Öncelikle senelerdir bize hayatı zindan eden diyet ve diyetisyen cenderesinden vazgeçerek başladım. Diyet lafı bile bize sürekli yemek yeme isteği uyandırıyor, çünkü yasak olan her zaman daha cezbedicidir. Diyetisyen her zaman bizimle yaşamıyor. Biz bizimle yaşıyoruz ve kendimizi ve vücudumuzu herkesten daha çok biz tanıyoruz. Dolayısıyla ben bu işi tek başıma başarabilirim diye kendimi her gün telkin ettim. Bu işin sabır gerektiren bir süreç olduğunu, bu kadar kiloyu hemen almadığım için hemen de veremeyeceğimi, en önemlisi de ‘çabuk gidenin çabuk geri geleceğini’ kendime sürekli tekrarladım. Hemen bir spor merkezine yazıldık ailecek. Haftanın 3 günü akşamları iş çıkışı 1.5-2 saat spor yapmaya ve en en önemlisi de sporu sevmeye başladım. Çünkü spor yaptıkça daha sağlıklı ve fit olacağıma inancım artmaya başladı. Neler mi yaptım? Yürüdüm, yürüdüm, yürüdüm ve spor hocamın bana yazdığı hafif ağırlıklarla çalıştım. Bazen pilates ya da cruch (karın hareketleri) yaptım. İlk zamanlar zorlandığım her hareketi zamanla yapabildikçe kendime olan güvenim daha da arttı. Bu arada öğünlerimi 6’ya böldüm. Hiçbir zaman kendime çok acıkmak için zaman tanımadım. Çünkü siz de bilirsin ki, açlıktan gözümüz döndüğünde önümüze o an ne koyarlarsa onu deli gibi yemeye başlıyoruz.

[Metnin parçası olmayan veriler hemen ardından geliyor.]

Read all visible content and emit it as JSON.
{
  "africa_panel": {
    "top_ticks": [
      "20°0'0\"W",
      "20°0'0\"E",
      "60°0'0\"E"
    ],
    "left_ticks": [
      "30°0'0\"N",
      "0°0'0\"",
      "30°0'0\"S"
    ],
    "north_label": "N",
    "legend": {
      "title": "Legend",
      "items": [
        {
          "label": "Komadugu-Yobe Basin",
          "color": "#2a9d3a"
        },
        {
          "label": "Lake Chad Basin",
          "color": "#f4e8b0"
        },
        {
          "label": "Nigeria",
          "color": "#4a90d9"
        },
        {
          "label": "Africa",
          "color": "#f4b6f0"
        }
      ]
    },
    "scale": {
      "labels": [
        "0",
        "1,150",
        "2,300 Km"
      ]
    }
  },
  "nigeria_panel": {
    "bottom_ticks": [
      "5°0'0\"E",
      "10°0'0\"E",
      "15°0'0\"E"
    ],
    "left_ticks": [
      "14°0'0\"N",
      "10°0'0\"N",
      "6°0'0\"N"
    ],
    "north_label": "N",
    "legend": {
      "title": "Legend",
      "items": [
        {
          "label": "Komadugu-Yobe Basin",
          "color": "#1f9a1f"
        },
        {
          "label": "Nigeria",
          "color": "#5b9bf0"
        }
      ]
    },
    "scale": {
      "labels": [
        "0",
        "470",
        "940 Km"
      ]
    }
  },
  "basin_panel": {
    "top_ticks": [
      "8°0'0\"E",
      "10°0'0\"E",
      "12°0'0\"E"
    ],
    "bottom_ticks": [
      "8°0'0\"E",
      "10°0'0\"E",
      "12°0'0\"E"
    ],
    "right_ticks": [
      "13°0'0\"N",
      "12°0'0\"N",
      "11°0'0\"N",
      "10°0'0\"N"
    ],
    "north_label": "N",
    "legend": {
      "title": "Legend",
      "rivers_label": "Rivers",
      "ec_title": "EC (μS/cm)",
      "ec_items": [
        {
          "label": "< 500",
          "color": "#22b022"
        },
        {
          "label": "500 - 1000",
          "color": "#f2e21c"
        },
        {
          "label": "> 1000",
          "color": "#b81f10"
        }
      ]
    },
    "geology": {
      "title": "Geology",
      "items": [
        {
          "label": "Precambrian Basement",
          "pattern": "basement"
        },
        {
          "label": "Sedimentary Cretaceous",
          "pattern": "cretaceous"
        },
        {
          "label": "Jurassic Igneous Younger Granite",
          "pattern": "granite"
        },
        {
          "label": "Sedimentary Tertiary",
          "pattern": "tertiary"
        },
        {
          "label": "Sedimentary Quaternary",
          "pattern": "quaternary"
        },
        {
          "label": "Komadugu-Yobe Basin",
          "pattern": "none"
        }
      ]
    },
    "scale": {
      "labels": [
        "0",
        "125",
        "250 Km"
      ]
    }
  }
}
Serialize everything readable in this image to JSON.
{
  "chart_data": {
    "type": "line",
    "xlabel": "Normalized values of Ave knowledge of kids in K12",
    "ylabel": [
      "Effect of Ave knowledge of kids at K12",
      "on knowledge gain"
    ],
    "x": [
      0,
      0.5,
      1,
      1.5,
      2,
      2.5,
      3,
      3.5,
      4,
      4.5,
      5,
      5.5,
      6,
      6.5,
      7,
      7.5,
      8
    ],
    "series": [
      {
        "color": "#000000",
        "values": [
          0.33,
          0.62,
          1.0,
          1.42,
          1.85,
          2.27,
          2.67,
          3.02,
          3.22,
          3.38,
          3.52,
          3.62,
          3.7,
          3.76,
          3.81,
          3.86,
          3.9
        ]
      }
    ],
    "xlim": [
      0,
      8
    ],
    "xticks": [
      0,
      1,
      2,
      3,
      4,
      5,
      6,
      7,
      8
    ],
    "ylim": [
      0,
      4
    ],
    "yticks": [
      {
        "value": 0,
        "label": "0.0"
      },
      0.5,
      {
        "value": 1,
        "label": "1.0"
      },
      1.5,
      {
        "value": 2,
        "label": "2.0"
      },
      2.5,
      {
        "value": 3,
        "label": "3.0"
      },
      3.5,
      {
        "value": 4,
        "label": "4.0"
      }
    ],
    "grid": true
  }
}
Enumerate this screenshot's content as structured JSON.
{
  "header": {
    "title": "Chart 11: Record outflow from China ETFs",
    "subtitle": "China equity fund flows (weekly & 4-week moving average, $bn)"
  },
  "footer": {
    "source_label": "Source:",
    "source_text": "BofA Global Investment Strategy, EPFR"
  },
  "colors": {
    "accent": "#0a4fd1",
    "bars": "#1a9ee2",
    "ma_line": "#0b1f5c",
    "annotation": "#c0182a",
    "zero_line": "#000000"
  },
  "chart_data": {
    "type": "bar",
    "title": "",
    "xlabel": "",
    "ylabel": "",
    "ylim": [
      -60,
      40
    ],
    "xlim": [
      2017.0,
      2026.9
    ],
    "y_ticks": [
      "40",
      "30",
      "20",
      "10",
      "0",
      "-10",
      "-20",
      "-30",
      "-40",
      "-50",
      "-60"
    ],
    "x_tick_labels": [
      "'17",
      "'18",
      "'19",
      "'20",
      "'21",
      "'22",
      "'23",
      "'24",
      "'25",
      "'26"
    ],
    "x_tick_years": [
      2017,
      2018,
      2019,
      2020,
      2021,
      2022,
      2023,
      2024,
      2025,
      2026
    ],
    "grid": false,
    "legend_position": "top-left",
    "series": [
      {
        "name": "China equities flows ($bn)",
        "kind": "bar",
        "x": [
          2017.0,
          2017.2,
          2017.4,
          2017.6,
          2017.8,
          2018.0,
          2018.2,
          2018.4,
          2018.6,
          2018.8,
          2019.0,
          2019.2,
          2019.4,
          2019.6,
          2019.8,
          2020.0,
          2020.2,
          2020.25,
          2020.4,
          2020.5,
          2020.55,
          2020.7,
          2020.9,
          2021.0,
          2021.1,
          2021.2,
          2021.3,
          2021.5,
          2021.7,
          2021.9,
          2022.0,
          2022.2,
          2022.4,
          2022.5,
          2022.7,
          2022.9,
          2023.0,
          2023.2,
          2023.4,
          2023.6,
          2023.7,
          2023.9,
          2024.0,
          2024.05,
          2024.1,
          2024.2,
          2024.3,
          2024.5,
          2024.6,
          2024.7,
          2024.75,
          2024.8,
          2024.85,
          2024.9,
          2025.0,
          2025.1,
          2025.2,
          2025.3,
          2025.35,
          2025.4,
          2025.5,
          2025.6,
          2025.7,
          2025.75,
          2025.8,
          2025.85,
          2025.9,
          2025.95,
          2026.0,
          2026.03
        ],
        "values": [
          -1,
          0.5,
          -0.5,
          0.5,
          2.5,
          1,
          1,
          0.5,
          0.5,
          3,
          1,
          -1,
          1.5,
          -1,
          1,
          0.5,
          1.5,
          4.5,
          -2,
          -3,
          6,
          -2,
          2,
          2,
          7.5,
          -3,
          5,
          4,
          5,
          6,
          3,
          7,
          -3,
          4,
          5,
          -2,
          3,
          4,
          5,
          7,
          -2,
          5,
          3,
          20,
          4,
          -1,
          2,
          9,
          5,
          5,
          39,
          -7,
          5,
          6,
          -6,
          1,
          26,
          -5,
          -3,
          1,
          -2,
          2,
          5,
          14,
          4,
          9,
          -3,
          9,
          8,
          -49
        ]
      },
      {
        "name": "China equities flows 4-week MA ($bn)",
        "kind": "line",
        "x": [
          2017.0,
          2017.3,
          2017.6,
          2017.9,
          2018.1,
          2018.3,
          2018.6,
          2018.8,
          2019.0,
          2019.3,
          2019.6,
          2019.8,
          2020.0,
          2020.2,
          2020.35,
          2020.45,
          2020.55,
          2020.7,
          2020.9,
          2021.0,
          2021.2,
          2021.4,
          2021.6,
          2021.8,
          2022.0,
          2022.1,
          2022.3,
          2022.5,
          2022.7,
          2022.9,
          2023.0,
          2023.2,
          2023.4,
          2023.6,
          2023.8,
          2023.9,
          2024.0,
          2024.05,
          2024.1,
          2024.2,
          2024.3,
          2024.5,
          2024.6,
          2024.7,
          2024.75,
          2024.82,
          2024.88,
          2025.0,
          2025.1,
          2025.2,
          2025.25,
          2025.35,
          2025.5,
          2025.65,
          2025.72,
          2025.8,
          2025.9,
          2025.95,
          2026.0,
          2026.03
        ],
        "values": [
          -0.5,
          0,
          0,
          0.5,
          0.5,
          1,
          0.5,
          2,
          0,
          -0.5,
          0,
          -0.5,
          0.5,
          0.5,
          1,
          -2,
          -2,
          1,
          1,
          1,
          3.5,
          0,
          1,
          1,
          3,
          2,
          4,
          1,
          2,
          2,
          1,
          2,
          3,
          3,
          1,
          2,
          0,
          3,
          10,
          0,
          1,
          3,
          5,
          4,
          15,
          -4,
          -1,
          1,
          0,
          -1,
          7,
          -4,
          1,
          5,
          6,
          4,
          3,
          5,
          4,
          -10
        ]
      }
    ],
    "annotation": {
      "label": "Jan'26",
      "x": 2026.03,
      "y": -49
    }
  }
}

Her 2 saatte bir beslendiğim için hiçbir zaman çok acıkmadım.
.
Sabahları evden 1 bardak su içmeden çıkmıyorum ve kendime hazırladığım 2 dilim kocaman kepekli ekmeğin içine tam yağlı beyaz peynir (peynirimden asla ödün vermem) domates, maydanoz, dereotu, nane ve bazen haşlanmış 1 yumurta koyduğum sandviçimi yiyorum. Bazen sıkılınca arada 1 simiti beyaz peynir ya da light labne peynirle yiyorum. Bazen de 1 kase yağsız sütle müsli yiyiyorum. Yanında şekersiz normal çay ya da yeşil çay içiyorum.
Aralarda 1 avuç badem ya da fındık ya da 2 cevizle 2 kayısı yiyiyorum. Canım tatlı çekiyorsa 1 elmanın üstüne tarçın döküp yiyorum ya da arada bir 1 tane bitter stick çikolatalardan (49 kalori) yiyorum; ama her zaman değil. Yeşil çayımın içine her zaman tarçın çubuklarından koyuyorum ki, hem kan şekerimi düzenlesin, hem de tatlı yeme isteğimi azaltsın. Bu arada günde 2 litre suyumu muhakkak içiyorum. Elimden, çantamdan, çalışma masamdan su şişesi hiçbir zaman eksik değil.
.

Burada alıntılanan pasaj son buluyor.